The big issue for the cloud in 2014 is whether content owners will be happy to host business critical activities there? In 2013 the answer has largely been no.
For Aframe’s David Peto a greater understanding of the cloud on the part of broadcast customers would be a big step forward. All clouds are not equal, he stresses. “The story of the Night Before Christmas provides a cautionary tale for those considering using generalist cloud providers to run their video workflow. When Amazon US went down on Christmas Eve 2012, it took Netflix with it – forcing it off the air for two days. That was expensive.”

Signiant’s European md Greg Hoskin predicts that in 2014 we’ll see more discussion of the nuances of public versus private versus hybrid cloud approaches.
“There will continue to be plenty of examination of ‘cloud washed’ versus ‘cloud formed’ approaches,” says Hoskin, whose company offers Media Shuttle, a cloud-based distribution service for media.
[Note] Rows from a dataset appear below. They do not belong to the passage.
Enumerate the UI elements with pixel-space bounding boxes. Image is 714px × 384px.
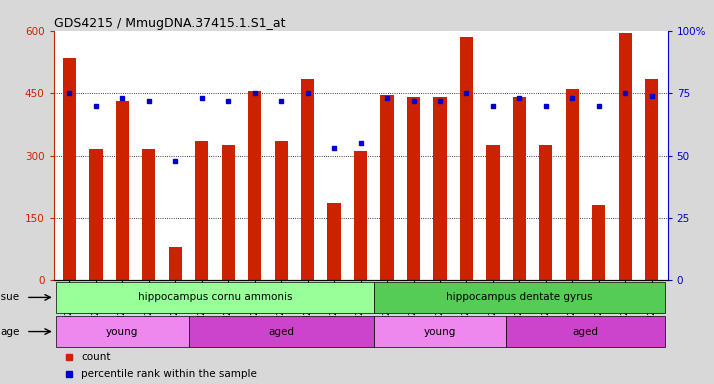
Text: aged: aged xyxy=(268,326,294,336)
Bar xyxy=(188,316,374,347)
Bar xyxy=(618,33,632,280)
Text: percentile rank within the sample: percentile rank within the sample xyxy=(81,369,257,379)
Text: GDS4215 / MmugDNA.37415.1.S1_at: GDS4215 / MmugDNA.37415.1.S1_at xyxy=(54,17,285,30)
Bar xyxy=(56,282,374,313)
Text: age: age xyxy=(1,326,20,336)
Bar xyxy=(275,141,288,280)
Text: tissue: tissue xyxy=(0,292,20,302)
Text: young: young xyxy=(424,326,456,336)
Bar xyxy=(116,101,129,280)
Bar xyxy=(433,97,446,280)
Bar xyxy=(56,316,188,347)
Bar xyxy=(142,149,156,280)
Bar xyxy=(460,37,473,280)
Bar xyxy=(407,97,420,280)
Bar xyxy=(354,151,367,280)
Bar xyxy=(381,95,393,280)
Text: count: count xyxy=(81,351,111,361)
Text: aged: aged xyxy=(573,326,598,336)
Bar xyxy=(248,91,261,280)
Bar xyxy=(169,247,182,280)
Text: hippocampus dentate gyrus: hippocampus dentate gyrus xyxy=(446,292,593,302)
Bar xyxy=(592,205,605,280)
Text: hippocampus cornu ammonis: hippocampus cornu ammonis xyxy=(138,292,292,302)
Bar xyxy=(645,79,658,280)
Bar xyxy=(221,145,235,280)
Text: young: young xyxy=(106,326,139,336)
Bar xyxy=(565,89,579,280)
Bar xyxy=(539,145,553,280)
Bar xyxy=(63,58,76,280)
Bar xyxy=(374,316,506,347)
Bar xyxy=(328,204,341,280)
Bar xyxy=(513,97,526,280)
Bar xyxy=(374,282,665,313)
Bar xyxy=(506,316,665,347)
Bar xyxy=(486,145,500,280)
Bar xyxy=(89,149,103,280)
Bar xyxy=(195,141,208,280)
Bar xyxy=(301,79,314,280)
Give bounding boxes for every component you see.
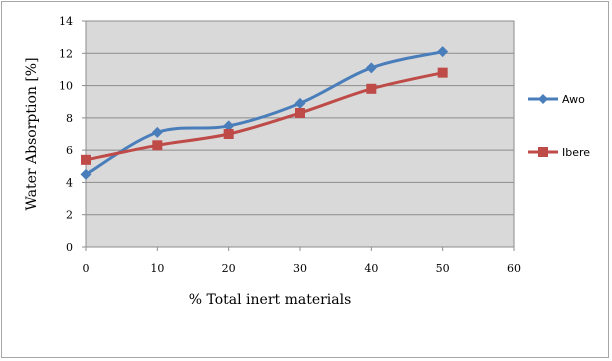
data-point-ibere: [223, 129, 234, 139]
data-point-ibere: [81, 154, 91, 165]
y-tick-label: 6: [66, 144, 73, 157]
legend-marker-awo: [538, 94, 548, 104]
series-layer: [80, 46, 449, 180]
legend-item-awo: Awo: [528, 93, 585, 106]
y-axis-title: Water Absorption [%]: [24, 57, 40, 210]
x-tick-label: 40: [364, 262, 378, 275]
data-point-awo: [437, 46, 449, 58]
x-tick-label: 60: [507, 262, 521, 275]
data-point-awo: [365, 62, 377, 74]
data-point-awo: [80, 168, 92, 180]
data-point-awo: [223, 120, 235, 132]
y-tick-label: 4: [66, 176, 73, 189]
x-tick-label: 50: [436, 262, 450, 275]
legend-label-ibere: Ibere: [562, 146, 590, 159]
data-point-ibere: [437, 67, 448, 78]
data-point-ibere: [152, 140, 163, 151]
series-line-ibere: [85, 71, 443, 162]
x-tick-label: 0: [83, 262, 90, 275]
legend-marker-ibere: [538, 147, 548, 157]
gridlines: [86, 52, 514, 216]
data-point-awo: [151, 126, 163, 138]
y-tick-label: 12: [59, 47, 73, 60]
y-tick-label: 8: [66, 112, 73, 125]
x-tick-label: 20: [222, 262, 236, 275]
legend-label-awo: Awo: [562, 93, 585, 106]
data-point-ibere: [366, 83, 377, 94]
y-tick-label: 0: [66, 241, 73, 254]
x-axis-title: % Total inert materials: [189, 292, 352, 308]
legend: Awo Ibere: [528, 93, 590, 159]
series-ibere: [81, 67, 448, 165]
series-awo: [80, 46, 449, 180]
y-axis-ticks: 0 2 4 6 8 10 12 14: [59, 15, 86, 254]
y-tick-label: 14: [59, 15, 73, 28]
legend-item-ibere: Ibere: [528, 146, 590, 159]
y-tick-label: 2: [66, 209, 73, 222]
data-point-ibere: [295, 108, 305, 119]
x-axis-ticks: 0 10 20 30 40 50 60: [83, 247, 521, 275]
x-tick-label: 10: [150, 262, 164, 275]
data-point-awo: [294, 97, 306, 109]
series-line-awo: [85, 50, 443, 176]
x-tick-label: 30: [293, 262, 307, 275]
y-tick-label: 10: [59, 80, 73, 93]
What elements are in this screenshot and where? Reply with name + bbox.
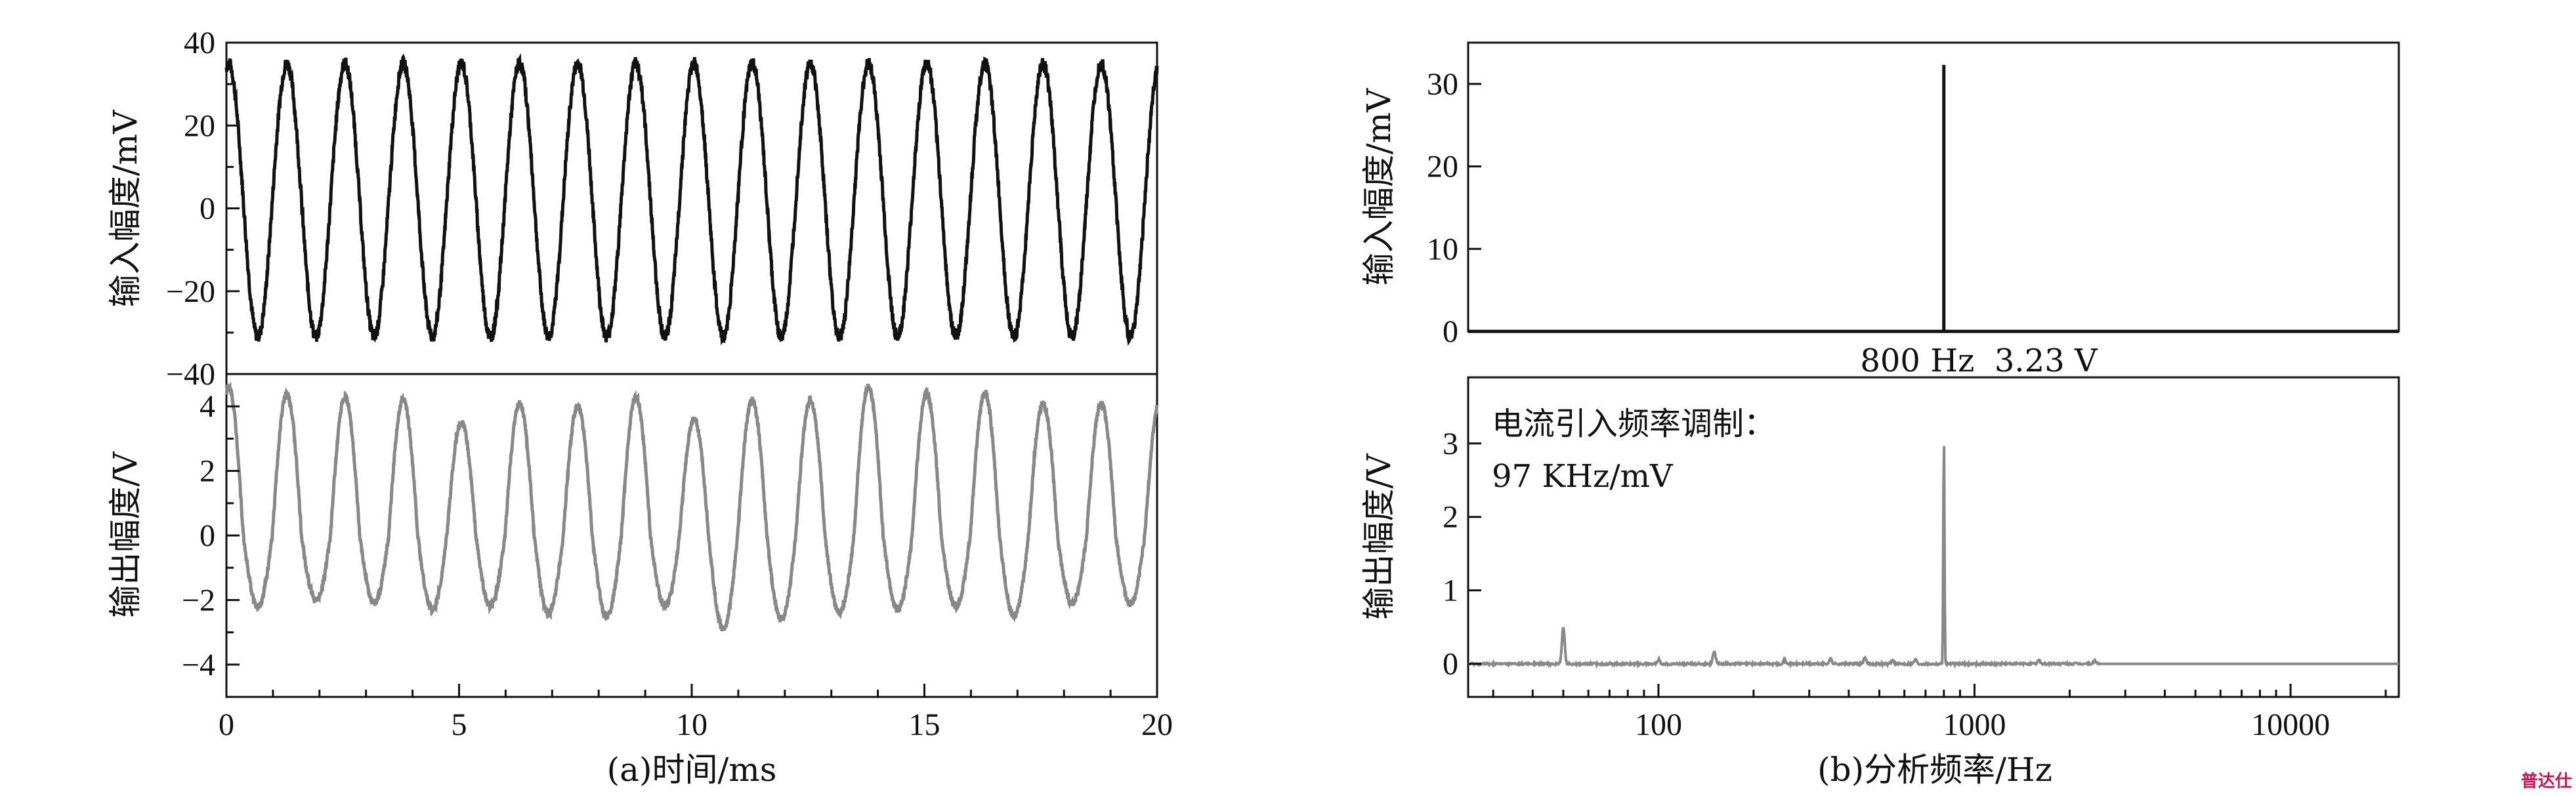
panel-a-top-y-tick-label: 0	[200, 192, 215, 226]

Its USP is it allows companies to keep their content on their own networks. “The cloud’s notable benefit of allowing anywhere, anytime access is often made unreliable when cloud solutions are entirely hosted in the cloud – when the cloud goes down, so does the business,” says Hoskin.
“However the hybrid SaaS (software as a service) model now being adopted more widely allows the broadcaster/production company or post house to keep full control over their data using an on-site resource to store the content in their preferred location. On top of this, a simple cloud delivered control layer gives them full management and visibility over users and permissions.”
In 2014 the best we can hope for is for the confusion about cloud-based technology to give way to a better understanding of different types of cloud services and the ends to which they are best suited.